Eğer Paris'teki bu parkın ara sokaklarında dolaştıysanız, birkaç büyük bronz heykelle yüz yüze gelmiş olabilirsiniz. Seine Nehri tarafındaki çimenlik alanda, merdivenlerin tepesi ile Simone de Beauvoir yaya köprüsü arasında sergilenen bu bronz eserler Rachid Khimoune'a aittir. 21. yüzyıla girişimizi kutlamak üzere 2001 yılında açılan bu etkileyici heykeller bizi dünya çapında fantastik bir yolculuğa çıkarıyor!
Kısaca "Dünya Çocukları " olarak adlandırılan bu çocuk heykelleri, dünyanın çeşitli ülkelerinin kültürlerinden esinlenerek tasarlanmıştır. Bunlar arasında İspanya'dan Marie-Carmen, İtalya'dan Enzo, Fas'tan Mohammed, Meksika'dan Felipe, New York'tan Jim ve Brezilya'dan Antonio yer alıyor. Sonuçta bu 21 ayrı heykel, hem özgün hem de eğlenceli bir anıtsal enstalasyon ortaya çıkarıyor.
1953 yılında Decazeville, Aveyron'da doğan Rachid Khimoune, 1974 yılında École supérieure des Beaux-Arts de Paris'ten mezun oldu. Başlangıçta resimden etkilenen Khimoune, sonunda heykele yöneldi ve bir dizi ödül kazandı. 1980 yılında Prix de la Fondation de France'a layık görüldü. Ayrıca 2002 yılında Chevalier des Arts et Lettres ve 2007 yılında Chevalier de la Légion d'Honneur unvanlarını almıştır.

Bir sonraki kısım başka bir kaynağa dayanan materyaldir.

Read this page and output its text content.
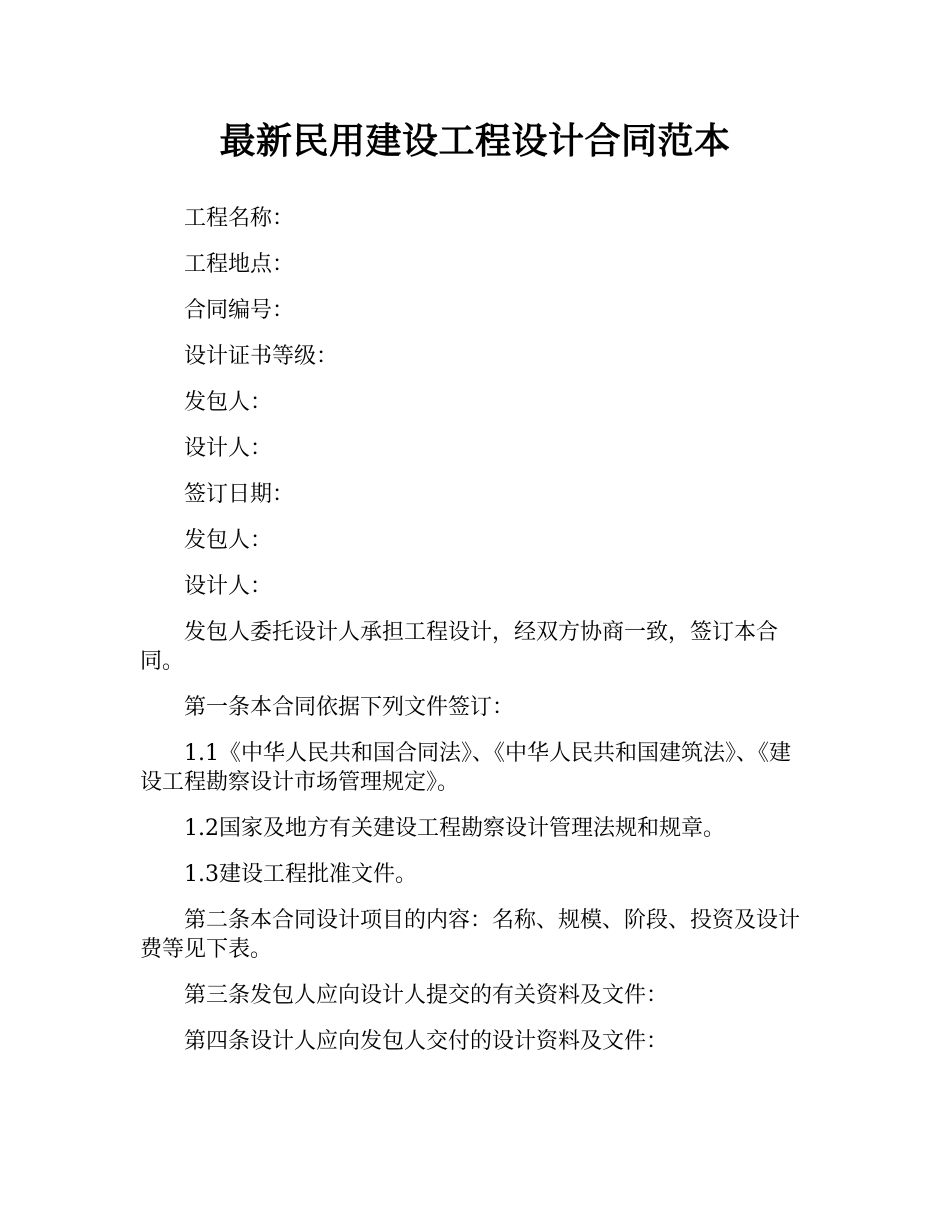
最新民用建设工程设计合同范本

工程名称：

工程地点：

合同编号：

设计证书等级：

发包人：

设计人：

签订日期：

发包人：

设计人：

发包人委托设计人承担工程设计，经双方协商一致，签订本合同。

第一条本合同依据下列文件签订：

1.1《中华人民共和国合同法》、《中华人民共和国建筑法》、《建设工程勘察设计市场管理规定》。

1.2国家及地方有关建设工程勘察设计管理法规和规章。

1.3建设工程批准文件。

第二条本合同设计项目的内容：名称、规模、阶段、投资及设计费等见下表。

第三条发包人应向设计人提交的有关资料及文件：

第四条设计人应向发包人交付的设计资料及文件：
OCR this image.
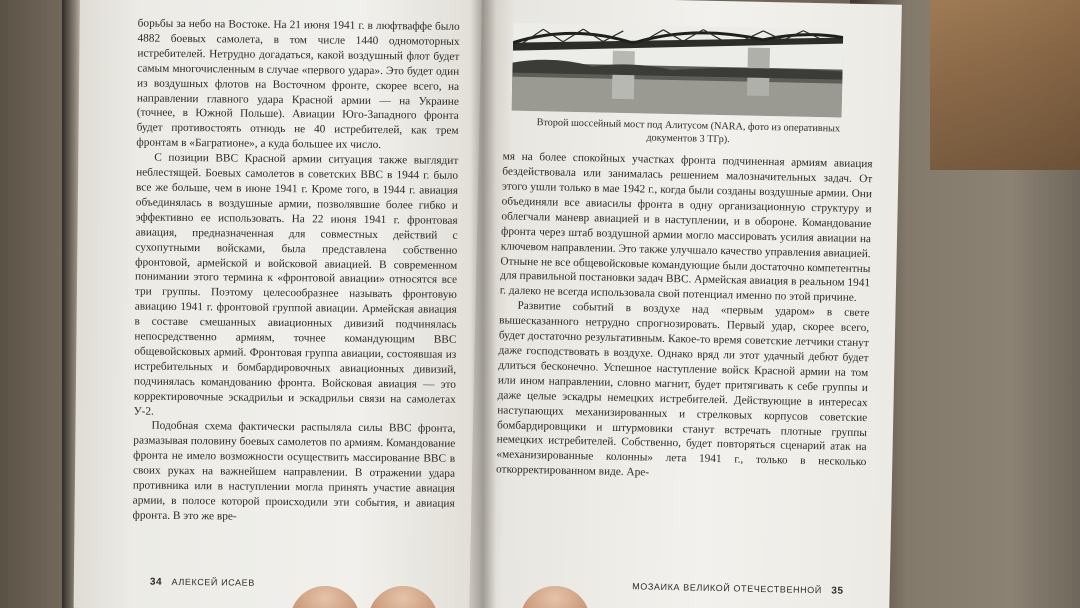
борьбы за небо на Востоке. На 21 июня 1941 г. в люфтваффе было 4882 боевых самолета, в том числе 1440 одномоторных истребителей. Нетрудно догадаться, какой воздушный флот будет самым многочисленным в случае «первого удара». Это будет один из воздушных флотов на Восточном фронте, скорее всего, на направлении главного удара Красной армии — на Украине (точнее, в Южной Польше). Авиации Юго-Западного фронта будет противостоять отнюдь не 40 истребителей, как трем фронтам в «Багратионе», а куда большее их число.

С позиции ВВС Красной армии ситуация также выглядит неблестящей. Боевых самолетов в советских ВВС в 1944 г. было все же больше, чем в июне 1941 г. Кроме того, в 1944 г. авиация объединялась в воздушные армии, позволявшие более гибко и эффективно ее использовать. На 22 июня 1941 г. фронтовая авиация, предназначенная для совместных действий с сухопутными войсками, была представлена собственно фронтовой, армейской и войсковой авиацией. В современном понимании этого термина к «фронтовой авиации» относятся все три группы. Поэтому целесообразнее называть фронтовую авиацию 1941 г. фронтовой группой авиации. Армейская авиация в составе смешанных авиационных дивизий подчинялась непосредственно армиям, точнее командующим ВВС общевойсковых армий. Фронтовая группа авиации, состоявшая из истребительных и бомбардировочных авиационных дивизий, подчинялась командованию фронта. Войсковая авиация — это корректировочные эскадрильи и эскадрильи связи на самолетах У-2.

Подобная схема фактически распыляла силы ВВС фронта, размазывая половину боевых самолетов по армиям. Командование фронта не имело возможности осуществить массирование ВВС в своих руках на важнейшем направлении. В отражении удара противника или в наступлении могла принять участие авиация армии, в полосе которой происходили эти события, и авиация фронта. В это же вре-

34 АЛЕКСЕЙ ИСАЕВ

Второй шоссейный мост под Алитусом (NARA, фото из оперативных документов 3 ТГр).

мя на более спокойных участках фронта подчиненная армиям авиация бездействовала или занималась решением малозначительных задач. От этого ушли только в мае 1942 г., когда были созданы воздушные армии. Они объединяли все авиасилы фронта в одну организационную структуру и облегчали маневр авиацией и в наступлении, и в обороне. Командование фронта через штаб воздушной армии могло массировать усилия авиации на ключевом направлении. Это также улучшало качество управления авиацией. Отныне не все общевойсковые командующие были достаточно компетентны для правильной постановки задач ВВС. Армейская авиация в реальном 1941 г. далеко не всегда использовала свой потенциал именно по этой причине.

Развитие событий в воздухе над «первым ударом» в свете вышесказанного нетрудно спрогнозировать. Первый удар, скорее всего, будет достаточно результативным. Какое-то время советские летчики станут даже господствовать в воздухе. Однако вряд ли этот удачный дебют будет длиться бесконечно. Успешное наступление войск Красной армии на том или ином направлении, словно магнит, будет притягивать к себе группы и даже целые эскадры немецких истребителей. Действующие в интересах наступающих механизированных и стрелковых корпусов советские бомбардировщики и штурмовики станут встречать плотные группы немецких истребителей. Собственно, будет повторяться сценарий атак на «механизированные колонны» лета 1941 г., только в несколько откорректированном виде. Аре-

МОЗАИКА ВЕЛИКОЙ ОТЕЧЕСТВЕННОЙ 35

Sanatçının web sitesinde açıkladığı gibi, 'Les Enfants du Monde ' dünyanın dört bir yanına dağılmış kaldırım taşları, rögar kapakları ve kırık zift kalıplarından oluşturuldu. Açılışa yerleştirilen plakette"Dünyadaki tüm asfaltın aynı göründüğünü düşünebilirsiniz, ancak bir şehirden diğerine, ağaç ızgaraları ve rögar kapakları, cildinizdeki bir dövme gibi, şehrin kimliğini ve hatta tarihinizi ortaya çıkaran ayırt edici özelliklerdir" yazıyor. Sanatçının dünyanın dört bir yanında ziyaret ettiği şehirlerin kentsel mekânlarından aldığı unsur ve motifleri kullanan bu heykeller, tüm bu kültürler arasında evrensel bir bağ kuruyor.